At session end, save_session_end() writes a summary to the per-subject state store (~/.murineshiftwork/sequence/<subject>_level.json) and the labwatch payload:

Field Description
level Training level at session end
session_start_level Training level at session start
total_trials Total update() calls (includes barcodes and no-response trials)
task_trials Trials with a poke response that were scored (excludes no-response and barcodes)
no_response_trials Trials where the animal did not initiate within init_port_timeout_s
session_reward_count Number of valve openings (rewards delivered)
session_liquid_ul Total water dispensed (µL)

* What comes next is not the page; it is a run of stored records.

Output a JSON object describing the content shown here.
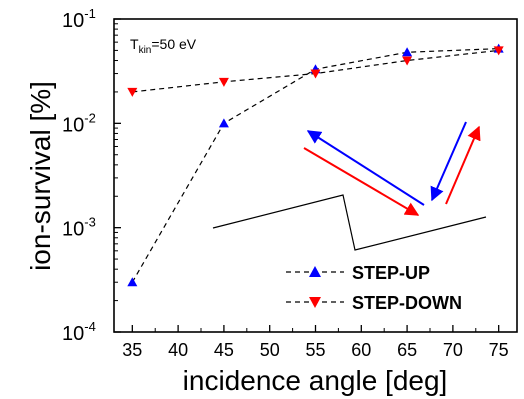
{
  "chart_data": {
    "type": "scatter",
    "xlabel": "incidence angle [deg]",
    "ylabel": "ion-survival [%]",
    "scale_y": "log",
    "xlim": [
      33,
      77
    ],
    "ylim": [
      0.0001,
      0.1
    ],
    "x_ticks": [
      "35",
      "40",
      "45",
      "50",
      "55",
      "60",
      "65",
      "70",
      "75"
    ],
    "y_ticks": [
      {
        "base": "10",
        "exp": "-4"
      },
      {
        "base": "10",
        "exp": "-3"
      },
      {
        "base": "10",
        "exp": "-2"
      },
      {
        "base": "10",
        "exp": "-1"
      }
    ],
    "grid": false,
    "legend_position": "bottom-right",
    "annotation": {
      "prefix": "T",
      "subscript": "kin",
      "suffix": "=50 eV"
    },
    "series": [
      {
        "name": "STEP-UP",
        "color": "#0000ff",
        "marker": "triangle-up",
        "line": "dashed-black",
        "x": [
          35,
          45,
          55,
          65,
          75
        ],
        "y": [
          0.0003,
          0.01,
          0.033,
          0.048,
          0.052
        ]
      },
      {
        "name": "STEP-DOWN",
        "color": "#ff0000",
        "marker": "triangle-down",
        "line": "dashed-black",
        "x": [
          35,
          45,
          55,
          65,
          75
        ],
        "y": [
          0.02,
          0.025,
          0.03,
          0.04,
          0.05
        ]
      }
    ],
    "inset_colors": {
      "step_up_arrows": "#0000ff",
      "step_down_arrows": "#ff0000",
      "surface": "#000000"
    }
  }
}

The exit log line reads: "Session end: 'mouse001': level 12, trials 312 (289 task, 23 no-response)".

Central log file

A separate per-run log is written to ~/.murineshiftwork/logs/ with the filename:

<setup>--<datetime>--<subject>--<task>.log

For example: setup-1--2026-05-21T143201--mouse001--sequence.log

The central log contains DEBUG-level output from all modules. The session log (<session_basename>.msw.log) contains INFO-level output. Both are kept.

Up to 100 central log files are retained; older ones are pruned automatically. Override the central log path with --log-file <path> (msw run only).